By the Corporation's announcement last week that it wanted a man with a primary academic commitment, politicians should by all rights be excluded. Ramsey Clark is a politician: A Justice Department lawyer under Bobby Kennedy and Attorney General under Johnson. His academic credentials are pretty meager compared to those of the other four: two years at the University of Texas, where he graduated with an A.B.; another year and a half at the University of Chicago where he simultaneously took his law degree and a masters in history. He's been to Harvard less than ten times.
It's surprising to hear his name mentioned so often and in so many of the right places. Unlike a John Gardner, Clark is admired for being right rather than thinking right. "He's a concerned man with sound developed instincts about flaws in our society," one Washington observer said.

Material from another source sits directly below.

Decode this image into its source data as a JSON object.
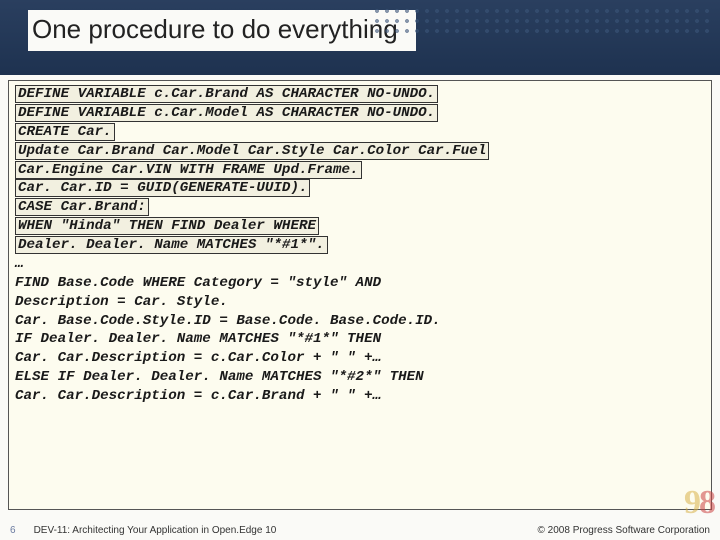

It is Clark's innate understanding of what is happening in this country that forces his inclusion on a list of possible Harvard Presidents-no matter what the odds against him are.
He is probably the one conceivable presidential candidate who would be rated desirable rather than acceptable by students. A man who could come into Harvard from the outside and through genuine personal magneticism unite the Faculty with some sense of why it's here, and yet someone who would never be charged with tempering in Faculty matters.
If, as one Faculty member suggested, McGeorge Bundy is the man that rational men will measure other candidates against, Clark is the standard, perhaps, on which to measure their "goodness": a sentimental choice in a time when sentiments may be the only thing left we can trust.